Por ser um assunto que me interessa, prender a atenção de tantos leitores e estar
ligado à leitura de textos bíblicos, farei algumas considerações tanto a
respeito da querela entre os nobres debatedores quanto ao tema em discussões.
1.
O tal Bernardo é declaradamente discípulo do Olavo e o embate com Yago foi
motivado por tomar as dores de seu mestre. Até aí tudo bem. Contudo, ele abre o
vídeo com uma série de desrespeitos, desonestidade intelectual, arrogância
patológica e, talvez, mentiras. A maneira indelicada quando se refere ao seu
adversário me pareceu muito “esquisita”. Para desqualificar seu interlocutor,
afirma ter estudado um período na mesma instituição onde Yago terminou seus
estudos teológicos. Bernardo diz (acredite!) ser a Faculdade Teológica Sul
Americana academicamente fraca e ideologicamente contaminada. Tentando ilustrar,
conta que os professores não sabiam nada a respeito da Patrística a ponto de
irem até ele em busca de conteúdo. Contudo, a loucura não fica só nisso. Ele
diz conhecer todo o corpo docente da instituição, inclusive o prof. Julio
Zabatiero, a quem, como afirma no vídeo, humilhou intelectualmente depois de
difícil discussão. Segundo o “grande ex-aluno”, Julio, envergonhado pelo
nocaute teológico, nunca mais voltou para a mesma sala de aula. Perdoem-me o
juízo de valor, mas para quem conhece o brilhantismo do Julio e sua capacidade
argumentativa, ouvir isso é risível: esse rapaz além de hiperconservador é tão
arrogante que se aproxima da loucura. No fundo, acho ser ele um grande
mentiroso. Mesmo que isso tenha acontecido, o que acredito ser impossível, não
é honesto desmontar o argumento do seu oponente de debate desqualificando seus
professores ou sua instituição. Se for assim, onde seu guru formou-se? Seu
doutorado foi defendido em que Universidade, mesmo? Outra coisa, Küster diz ser
um ex-teólogo protestante muito estimado cuja reputação foi jogada ao
ostracismo depois de se tornar católico. Confesso: nunca ouvi falar do
"grande teólogo" Bernardo Küster.
2.
Realmente, o texto do idiocrático Olavo é recheado de generalizações,
imprecisões históricas e erros teológicos. O paladino do saber diz que Jesus
nunca nos recomendou “a leitura do grande livro”. Ora, se Olavo interpreta como
uma recomendação à leitura da Bíblia como a temos hoje, isso seria um equivoco
óbvio, porque só havia a Bíblia Hebraica, a LXX e os pseudepígrafos. Ainda, ele
diz: “O que Ele diz, isto sim, e com palavras inconfundíveis, é que a salvação,
o ingresso na vida eterna, só vem por um único meio: comer o Seu Corpo e beber
o Seu sangue”. Não, Jesus não diz isso! Se ele for literalista como exige em
sua refutação ao Yago ou na maneira como tenta fazer, nem Lc ou 1Co fazem essa
firmação. O pior vem na mesma argumentação: “Nem mesmo um retardado mental pode
confundir essas duas ações com a leitura de um livro, por santo e sublime que
seja”. Se no texto ele deseja indicar o equívoco do "biblismo"

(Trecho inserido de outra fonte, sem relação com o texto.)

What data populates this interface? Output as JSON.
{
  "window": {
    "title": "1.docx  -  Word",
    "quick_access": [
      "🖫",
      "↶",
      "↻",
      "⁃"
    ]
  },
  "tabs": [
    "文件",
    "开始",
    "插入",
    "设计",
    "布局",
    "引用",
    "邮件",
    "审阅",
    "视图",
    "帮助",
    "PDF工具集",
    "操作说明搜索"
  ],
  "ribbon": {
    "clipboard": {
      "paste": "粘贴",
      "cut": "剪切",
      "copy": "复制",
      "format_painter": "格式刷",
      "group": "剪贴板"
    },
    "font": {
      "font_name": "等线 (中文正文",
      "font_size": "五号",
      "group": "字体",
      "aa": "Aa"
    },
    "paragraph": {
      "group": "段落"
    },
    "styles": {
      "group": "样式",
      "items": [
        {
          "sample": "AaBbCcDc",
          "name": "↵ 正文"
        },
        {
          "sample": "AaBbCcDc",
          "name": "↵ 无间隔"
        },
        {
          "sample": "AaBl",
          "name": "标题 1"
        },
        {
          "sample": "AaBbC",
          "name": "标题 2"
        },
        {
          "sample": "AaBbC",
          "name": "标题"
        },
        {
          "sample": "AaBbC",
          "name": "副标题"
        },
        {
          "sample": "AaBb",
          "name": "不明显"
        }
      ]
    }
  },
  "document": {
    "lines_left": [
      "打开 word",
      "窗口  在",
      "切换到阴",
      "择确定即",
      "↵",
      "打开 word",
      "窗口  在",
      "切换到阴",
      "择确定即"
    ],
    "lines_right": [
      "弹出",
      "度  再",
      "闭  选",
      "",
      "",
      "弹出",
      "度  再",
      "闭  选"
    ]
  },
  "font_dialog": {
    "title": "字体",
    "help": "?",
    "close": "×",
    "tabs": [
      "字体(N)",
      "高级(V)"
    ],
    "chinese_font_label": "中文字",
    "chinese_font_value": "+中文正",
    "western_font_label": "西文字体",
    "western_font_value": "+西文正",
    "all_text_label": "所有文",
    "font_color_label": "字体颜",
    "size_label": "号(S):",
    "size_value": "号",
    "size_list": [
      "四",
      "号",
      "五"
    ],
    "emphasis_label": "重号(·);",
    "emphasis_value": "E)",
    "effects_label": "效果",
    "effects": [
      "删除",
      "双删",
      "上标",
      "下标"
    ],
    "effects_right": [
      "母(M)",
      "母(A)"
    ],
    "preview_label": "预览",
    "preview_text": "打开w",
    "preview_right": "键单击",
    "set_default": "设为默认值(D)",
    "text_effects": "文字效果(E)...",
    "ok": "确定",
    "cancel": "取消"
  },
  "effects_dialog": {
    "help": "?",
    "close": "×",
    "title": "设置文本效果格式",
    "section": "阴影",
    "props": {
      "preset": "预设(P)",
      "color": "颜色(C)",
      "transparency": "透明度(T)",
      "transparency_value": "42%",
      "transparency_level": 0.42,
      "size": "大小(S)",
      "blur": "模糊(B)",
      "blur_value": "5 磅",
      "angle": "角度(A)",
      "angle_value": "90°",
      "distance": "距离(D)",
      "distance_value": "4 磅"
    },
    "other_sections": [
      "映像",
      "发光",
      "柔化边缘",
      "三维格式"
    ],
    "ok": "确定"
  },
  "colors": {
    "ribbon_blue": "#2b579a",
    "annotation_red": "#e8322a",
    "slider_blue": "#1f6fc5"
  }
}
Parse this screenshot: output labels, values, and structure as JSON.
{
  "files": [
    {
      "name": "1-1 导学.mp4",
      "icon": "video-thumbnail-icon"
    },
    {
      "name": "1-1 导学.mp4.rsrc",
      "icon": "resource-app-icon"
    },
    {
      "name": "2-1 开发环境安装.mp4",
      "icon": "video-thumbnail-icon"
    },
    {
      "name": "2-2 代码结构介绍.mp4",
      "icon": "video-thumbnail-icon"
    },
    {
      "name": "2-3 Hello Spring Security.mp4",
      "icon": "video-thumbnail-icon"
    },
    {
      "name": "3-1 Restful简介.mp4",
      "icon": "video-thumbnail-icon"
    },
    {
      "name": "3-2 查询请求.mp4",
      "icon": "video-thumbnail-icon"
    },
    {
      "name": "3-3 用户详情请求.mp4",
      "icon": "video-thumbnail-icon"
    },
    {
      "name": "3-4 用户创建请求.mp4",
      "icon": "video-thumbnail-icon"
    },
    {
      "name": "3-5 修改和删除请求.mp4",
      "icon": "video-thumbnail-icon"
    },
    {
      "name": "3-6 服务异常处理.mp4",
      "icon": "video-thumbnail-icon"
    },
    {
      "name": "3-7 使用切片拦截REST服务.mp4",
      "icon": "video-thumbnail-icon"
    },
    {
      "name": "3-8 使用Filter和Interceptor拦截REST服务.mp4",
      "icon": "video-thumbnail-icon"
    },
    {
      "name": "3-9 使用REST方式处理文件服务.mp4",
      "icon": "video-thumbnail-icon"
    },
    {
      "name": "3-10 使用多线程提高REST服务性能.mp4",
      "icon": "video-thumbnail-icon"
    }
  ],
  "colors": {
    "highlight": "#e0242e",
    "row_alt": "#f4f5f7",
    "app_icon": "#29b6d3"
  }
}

(biblicismo?) protestante, seria um erro simplório afirmar que os protestantes,
representados por Lutero e Calvino, citados no texto, acreditam que lendo a
Bíblia serão salvos ou entrarão na vida eterna. Se lermos isso com as outras
partes do seu texto, perceberemos que Olavo coloca lado a lado duas possíveis
opções para a salvação: a. por meio da leitura bíblica ou b. mediante a
participação no sacramento da Eucaristia. Essa interpretação desvairada sobre a
Teologia da Palavra de Deus em Lutero ou alguns protestantes, confirma-se na
seguinte afirmação: “Recusando-se a obedecer a ordem explícita de Jesus Cristo,
Lutero, Calvino e tutti quanti instituíram em lugar dela o biblismo, o culto do
texto bíblico, fazendo deste, em vez da Eucaristia (...).” Quem conhece um
pouco da teologia de Lutero, por exemplo, sabe que Palavra de Deus e texto
bíblico não são a mesma coisa, o que não o colocaria entre os literalistas
bíblicos. E, pior, qualquer protestante ligado às reformas europeias sabe que
salvação, em suma, é pela Graça mediante a fé, em Cristo, e não por qualquer
outro mediador. A Bíblia, nesse sentido, seria o lugar no qual se acessa a
revelação sobre Jesus e sua graça. Por isso, Olavo e Bernardo demonstram total
desconhecimento a respeito da teologia ou teologias protestantes. E sobre
“comer o Seu Corpo e beber o Seu sangue” como “único” meio para “vida eterna”,
não é uma clara proposição da tradição católica. Mesmo que seja intuído pela
teologia do sacramento, essa afirmação rápida feita por Olavo não dá conta de
uma série de problemas e necessárias explicações. Além disso, em Rm 10.9 temos
uma afirmação paulina a respeito de salvação que não se enquadra na mediação
proposta por Olavo de Carvalho: “A saber: Se com a tua boca confessares ao
Senhor Jesus, e em teu coração creres que Deus o ressuscitou dentre os mortos,
serás salvo”. A bíblia tem muitas vozes, entre as quais não está a olaviana.
3.
A respeito dos textos usados por Olavo de Carvalho e os termos gregos, creio
que transliterar o “úpsilon” com “u”ou com “y” não seja o grande problema,
mesmo que o Yago tenha indicado outra possibilidade à proposta do Olavo de
Carvalho. Infeliz, na verdade, é a maneira como os textos de Lc 22.19 e 1Co
11.24-26 são lidos. No primeiro, diferentemente dos outros sinóticos, depois de
partir o pão e dizer que “toûtó estin tó soma mou tó húper humôn didómenon”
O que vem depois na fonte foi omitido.